Some people are so early in the stage, they aren’t even aware of the word pre-contemplation because they’re not contemplating anything at all. The behavior is still rewarding and the consequences haven’t landed.

If denial exists anywhere, it lives here, but not as a willful rejection of the truth. Denial is simply self-protection when the truth feels too disruptive to consider.

Real-Life Signs of the Pre-Contemplation Stage

Here are some of the most common ways this stage shows up:

1. “I can stop whenever I want.”

A person drinks every night but says, “I could quit, I just don’t want to.”
➡️ Illusion of control.

2. “It’s not as bad as other people’s use.”

“I don’t drink in the morning, so it’s not a problem.”
➡️ Comparison to avoid internal reflection.

3. “I deserve to relax.”

“This is my only way to unwind.”
➡️ Rationalization that turns a coping mechanism into a necessity.

4. “It’s the only thing that helps me sleep.”

A person truly believes a substance is medically essential.
➡️ Fear-based reliance.

5. “My family is overreacting.”

Concern is reframed as criticism.
➡️ Externalizing responsibility.

6. “Now’s just not the right time.”

Work is busy, life is stressful, change feels impossible.
➡️ Deflection disguised as practicality.

7. “I enjoy it. How can that be dangerous?”

Pleasure becomes the measure of safety.
➡️ Misinterpreting reward as harmlessness.

Every one of these statements is an honest snapshot of where someone is mentally.

The Quiet Work Happening Beneath the Surface

The beautiful, often-overlooked truth is this:
Recovery often begins before we realize anything needs recovering.

Just as the prodigal son’s turning point didn’t begin the moment he “came to himself,” but long before — in his exhaustion, his frustration, the slow unraveling of the illusion of control.

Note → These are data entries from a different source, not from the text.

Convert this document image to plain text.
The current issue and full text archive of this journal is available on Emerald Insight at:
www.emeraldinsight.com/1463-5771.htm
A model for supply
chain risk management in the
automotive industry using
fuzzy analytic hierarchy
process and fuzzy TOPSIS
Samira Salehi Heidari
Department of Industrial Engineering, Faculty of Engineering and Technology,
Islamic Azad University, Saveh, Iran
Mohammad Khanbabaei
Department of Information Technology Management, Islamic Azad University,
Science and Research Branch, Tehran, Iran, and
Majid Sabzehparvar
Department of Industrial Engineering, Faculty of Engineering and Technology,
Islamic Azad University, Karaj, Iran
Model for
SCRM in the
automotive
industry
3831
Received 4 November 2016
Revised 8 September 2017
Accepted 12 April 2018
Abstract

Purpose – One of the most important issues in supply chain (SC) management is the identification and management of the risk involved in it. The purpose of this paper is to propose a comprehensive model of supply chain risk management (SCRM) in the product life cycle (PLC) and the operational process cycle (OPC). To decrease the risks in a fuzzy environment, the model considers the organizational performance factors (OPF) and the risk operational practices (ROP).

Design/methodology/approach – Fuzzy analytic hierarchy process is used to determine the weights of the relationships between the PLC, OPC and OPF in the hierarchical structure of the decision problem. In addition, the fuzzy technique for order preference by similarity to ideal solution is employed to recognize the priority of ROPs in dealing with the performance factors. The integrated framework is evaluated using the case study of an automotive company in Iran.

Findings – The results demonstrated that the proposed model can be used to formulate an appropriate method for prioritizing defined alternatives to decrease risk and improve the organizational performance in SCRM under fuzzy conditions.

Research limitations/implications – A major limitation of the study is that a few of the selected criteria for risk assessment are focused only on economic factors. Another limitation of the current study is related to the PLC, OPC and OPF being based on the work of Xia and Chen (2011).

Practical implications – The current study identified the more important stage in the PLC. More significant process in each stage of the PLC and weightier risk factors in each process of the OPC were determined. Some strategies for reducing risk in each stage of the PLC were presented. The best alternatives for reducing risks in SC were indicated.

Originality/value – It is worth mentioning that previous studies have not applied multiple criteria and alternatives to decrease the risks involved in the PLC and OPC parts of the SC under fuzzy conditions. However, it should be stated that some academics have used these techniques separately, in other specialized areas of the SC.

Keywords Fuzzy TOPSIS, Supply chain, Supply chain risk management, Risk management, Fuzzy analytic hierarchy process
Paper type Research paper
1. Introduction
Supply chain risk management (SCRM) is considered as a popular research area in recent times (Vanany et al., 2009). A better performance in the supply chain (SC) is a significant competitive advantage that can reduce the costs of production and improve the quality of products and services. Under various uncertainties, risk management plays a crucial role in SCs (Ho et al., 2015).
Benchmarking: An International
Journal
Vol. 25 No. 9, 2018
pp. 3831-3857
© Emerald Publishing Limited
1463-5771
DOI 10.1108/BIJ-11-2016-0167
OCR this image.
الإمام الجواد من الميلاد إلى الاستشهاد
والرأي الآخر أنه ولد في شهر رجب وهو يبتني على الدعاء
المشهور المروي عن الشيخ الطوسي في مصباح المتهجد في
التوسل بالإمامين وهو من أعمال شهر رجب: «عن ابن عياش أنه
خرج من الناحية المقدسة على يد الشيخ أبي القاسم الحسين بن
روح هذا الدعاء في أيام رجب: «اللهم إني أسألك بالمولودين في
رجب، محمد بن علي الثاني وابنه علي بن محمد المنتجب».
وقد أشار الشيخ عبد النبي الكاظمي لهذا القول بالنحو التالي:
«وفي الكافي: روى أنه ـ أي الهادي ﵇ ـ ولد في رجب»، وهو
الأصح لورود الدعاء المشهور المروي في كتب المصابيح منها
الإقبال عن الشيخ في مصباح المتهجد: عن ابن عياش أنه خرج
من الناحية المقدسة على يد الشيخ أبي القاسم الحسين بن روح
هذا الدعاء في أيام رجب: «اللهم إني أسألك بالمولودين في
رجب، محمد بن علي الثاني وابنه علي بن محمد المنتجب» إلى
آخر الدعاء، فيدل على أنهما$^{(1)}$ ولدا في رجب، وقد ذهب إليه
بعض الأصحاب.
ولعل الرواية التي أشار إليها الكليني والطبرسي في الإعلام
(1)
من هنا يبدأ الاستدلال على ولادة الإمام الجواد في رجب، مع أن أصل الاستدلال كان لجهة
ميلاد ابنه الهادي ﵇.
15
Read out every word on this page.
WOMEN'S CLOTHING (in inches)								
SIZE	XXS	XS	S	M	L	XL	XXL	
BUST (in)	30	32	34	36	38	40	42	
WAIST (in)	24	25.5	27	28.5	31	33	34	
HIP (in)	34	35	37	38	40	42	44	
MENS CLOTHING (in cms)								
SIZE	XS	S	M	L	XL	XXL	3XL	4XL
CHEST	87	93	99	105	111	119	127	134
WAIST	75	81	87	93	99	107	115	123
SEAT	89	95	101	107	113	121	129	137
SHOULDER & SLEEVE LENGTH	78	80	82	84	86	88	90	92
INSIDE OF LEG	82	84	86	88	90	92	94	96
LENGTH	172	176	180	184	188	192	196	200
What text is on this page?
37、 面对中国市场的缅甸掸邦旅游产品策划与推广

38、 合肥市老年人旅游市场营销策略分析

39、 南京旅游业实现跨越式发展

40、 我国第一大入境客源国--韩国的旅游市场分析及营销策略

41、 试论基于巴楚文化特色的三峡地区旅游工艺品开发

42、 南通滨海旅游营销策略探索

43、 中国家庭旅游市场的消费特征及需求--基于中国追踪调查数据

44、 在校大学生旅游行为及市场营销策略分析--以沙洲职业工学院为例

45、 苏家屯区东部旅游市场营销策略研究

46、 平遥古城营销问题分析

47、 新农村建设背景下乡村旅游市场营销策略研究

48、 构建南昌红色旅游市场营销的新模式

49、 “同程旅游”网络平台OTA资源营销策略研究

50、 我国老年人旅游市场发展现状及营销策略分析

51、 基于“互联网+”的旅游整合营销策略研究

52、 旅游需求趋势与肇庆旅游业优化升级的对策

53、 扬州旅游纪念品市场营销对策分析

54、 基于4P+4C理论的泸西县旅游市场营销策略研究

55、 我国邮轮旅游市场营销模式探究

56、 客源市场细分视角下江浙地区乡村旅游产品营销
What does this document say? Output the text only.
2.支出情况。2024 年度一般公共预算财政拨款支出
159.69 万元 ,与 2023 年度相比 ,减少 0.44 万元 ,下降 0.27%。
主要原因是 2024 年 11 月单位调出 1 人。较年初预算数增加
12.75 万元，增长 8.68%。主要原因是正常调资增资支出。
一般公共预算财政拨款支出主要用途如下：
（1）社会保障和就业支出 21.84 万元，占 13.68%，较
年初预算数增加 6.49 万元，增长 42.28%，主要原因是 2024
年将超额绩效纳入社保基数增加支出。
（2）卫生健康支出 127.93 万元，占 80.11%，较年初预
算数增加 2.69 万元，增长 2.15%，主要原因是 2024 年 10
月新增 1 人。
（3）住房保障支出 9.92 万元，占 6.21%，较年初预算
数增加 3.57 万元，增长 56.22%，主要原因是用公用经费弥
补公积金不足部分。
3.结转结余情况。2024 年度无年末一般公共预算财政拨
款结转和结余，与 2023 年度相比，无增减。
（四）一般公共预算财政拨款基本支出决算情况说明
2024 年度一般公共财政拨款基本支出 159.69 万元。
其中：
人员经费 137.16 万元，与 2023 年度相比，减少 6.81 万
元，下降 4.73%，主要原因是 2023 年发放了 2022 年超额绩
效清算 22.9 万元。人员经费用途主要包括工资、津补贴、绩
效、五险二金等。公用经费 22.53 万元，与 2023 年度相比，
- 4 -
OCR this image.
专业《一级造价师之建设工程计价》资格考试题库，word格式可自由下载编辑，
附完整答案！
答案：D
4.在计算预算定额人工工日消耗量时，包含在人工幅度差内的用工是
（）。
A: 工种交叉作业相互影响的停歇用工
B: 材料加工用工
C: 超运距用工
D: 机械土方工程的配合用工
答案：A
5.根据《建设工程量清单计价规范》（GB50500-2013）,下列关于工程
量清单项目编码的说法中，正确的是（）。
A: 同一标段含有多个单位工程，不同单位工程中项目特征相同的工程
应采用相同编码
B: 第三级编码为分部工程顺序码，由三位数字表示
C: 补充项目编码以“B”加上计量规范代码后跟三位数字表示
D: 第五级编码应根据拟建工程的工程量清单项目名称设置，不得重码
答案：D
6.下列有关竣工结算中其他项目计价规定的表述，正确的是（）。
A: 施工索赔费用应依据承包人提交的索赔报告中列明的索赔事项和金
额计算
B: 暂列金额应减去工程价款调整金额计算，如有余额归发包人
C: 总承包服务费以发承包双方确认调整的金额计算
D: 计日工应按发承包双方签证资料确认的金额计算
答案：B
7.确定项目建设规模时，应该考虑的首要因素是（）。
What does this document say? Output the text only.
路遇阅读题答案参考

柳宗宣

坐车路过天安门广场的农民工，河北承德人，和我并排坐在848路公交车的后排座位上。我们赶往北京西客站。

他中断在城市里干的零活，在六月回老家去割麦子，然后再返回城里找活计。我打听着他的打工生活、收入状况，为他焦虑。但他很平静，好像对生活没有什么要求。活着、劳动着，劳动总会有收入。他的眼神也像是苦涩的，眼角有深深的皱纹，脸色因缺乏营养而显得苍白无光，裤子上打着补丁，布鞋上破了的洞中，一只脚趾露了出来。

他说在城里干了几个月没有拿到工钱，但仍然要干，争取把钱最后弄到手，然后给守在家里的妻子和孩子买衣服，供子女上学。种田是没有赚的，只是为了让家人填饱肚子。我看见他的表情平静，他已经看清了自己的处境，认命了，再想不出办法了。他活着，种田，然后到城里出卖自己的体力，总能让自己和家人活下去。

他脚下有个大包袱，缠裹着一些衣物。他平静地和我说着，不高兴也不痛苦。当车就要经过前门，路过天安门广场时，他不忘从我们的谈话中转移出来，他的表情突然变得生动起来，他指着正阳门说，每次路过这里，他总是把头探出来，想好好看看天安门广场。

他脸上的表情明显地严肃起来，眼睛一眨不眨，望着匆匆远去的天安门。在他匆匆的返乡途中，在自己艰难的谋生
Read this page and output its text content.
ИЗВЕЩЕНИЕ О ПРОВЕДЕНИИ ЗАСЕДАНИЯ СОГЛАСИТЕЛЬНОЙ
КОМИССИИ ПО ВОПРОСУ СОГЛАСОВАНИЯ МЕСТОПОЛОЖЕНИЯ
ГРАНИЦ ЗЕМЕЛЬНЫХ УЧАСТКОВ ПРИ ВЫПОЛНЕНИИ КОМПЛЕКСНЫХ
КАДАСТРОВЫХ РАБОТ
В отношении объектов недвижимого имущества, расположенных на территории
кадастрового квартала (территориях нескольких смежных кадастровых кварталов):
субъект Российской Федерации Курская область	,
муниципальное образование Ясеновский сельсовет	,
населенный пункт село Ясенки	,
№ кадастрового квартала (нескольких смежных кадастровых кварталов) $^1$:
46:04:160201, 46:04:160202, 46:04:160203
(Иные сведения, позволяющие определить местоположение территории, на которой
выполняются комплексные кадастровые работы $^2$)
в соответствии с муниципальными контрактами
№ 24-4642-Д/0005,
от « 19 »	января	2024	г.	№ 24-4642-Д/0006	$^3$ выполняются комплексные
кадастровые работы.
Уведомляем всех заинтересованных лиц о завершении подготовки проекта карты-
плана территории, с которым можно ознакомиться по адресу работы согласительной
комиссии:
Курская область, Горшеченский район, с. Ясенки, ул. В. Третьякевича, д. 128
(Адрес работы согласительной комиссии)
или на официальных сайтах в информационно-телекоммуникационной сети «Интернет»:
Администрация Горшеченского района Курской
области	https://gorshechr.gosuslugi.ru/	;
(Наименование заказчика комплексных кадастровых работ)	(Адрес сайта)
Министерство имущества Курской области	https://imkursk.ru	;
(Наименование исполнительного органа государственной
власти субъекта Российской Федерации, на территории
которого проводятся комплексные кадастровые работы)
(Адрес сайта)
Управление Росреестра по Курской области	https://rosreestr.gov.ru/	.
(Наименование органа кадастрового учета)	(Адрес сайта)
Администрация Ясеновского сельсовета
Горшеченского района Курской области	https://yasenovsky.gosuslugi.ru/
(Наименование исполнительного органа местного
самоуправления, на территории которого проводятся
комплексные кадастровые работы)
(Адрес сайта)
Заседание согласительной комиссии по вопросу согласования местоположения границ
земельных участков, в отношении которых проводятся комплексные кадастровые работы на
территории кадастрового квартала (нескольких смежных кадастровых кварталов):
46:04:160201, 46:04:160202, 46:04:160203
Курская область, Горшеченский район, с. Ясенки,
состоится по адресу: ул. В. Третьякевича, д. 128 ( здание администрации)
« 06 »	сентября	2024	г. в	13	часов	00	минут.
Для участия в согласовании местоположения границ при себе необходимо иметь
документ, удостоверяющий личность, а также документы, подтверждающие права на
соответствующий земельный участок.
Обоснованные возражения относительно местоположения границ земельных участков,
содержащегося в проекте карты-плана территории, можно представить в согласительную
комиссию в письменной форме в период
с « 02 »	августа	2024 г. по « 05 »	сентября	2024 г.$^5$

People begin shifting internally long before they name it.

That’s why pre-contemplation is still a stage of change, even when it feels spiritually silent.

In this stage, people aren’t praying for deliverance or crying out for help. They’re simply living, coping, managing, and trying to feel okay.

And yet, something is quietly preparing them.
Something is softening the ground.
Something is opening space for light to eventually enter.

Whether a person recognizes it or not, this is often where grace begins its slow work.

Not in the moment they collapse into recovery, but in the moment they first begin to outgrow the life they settled for.

Why This Stage Matters

Pre-contemplation is not a waste of time. It’s not regression. It’s not avoidance.

It is the foundation.

You cannot skip this stage, because it forms the contrast that makes later clarity possible. It gives people the space to learn from experience rather than force. It slowly brings their defenses down and allows the reality of their situation to become visible from the inside out.

Eventually the mind begins to shift.
A thought flickers.
A pattern becomes noticeable.
A moment of discomfort becomes harder to ignore.
Curiosity replaces defensiveness.

And that’s the start of contemplation — where Part Two will pick up.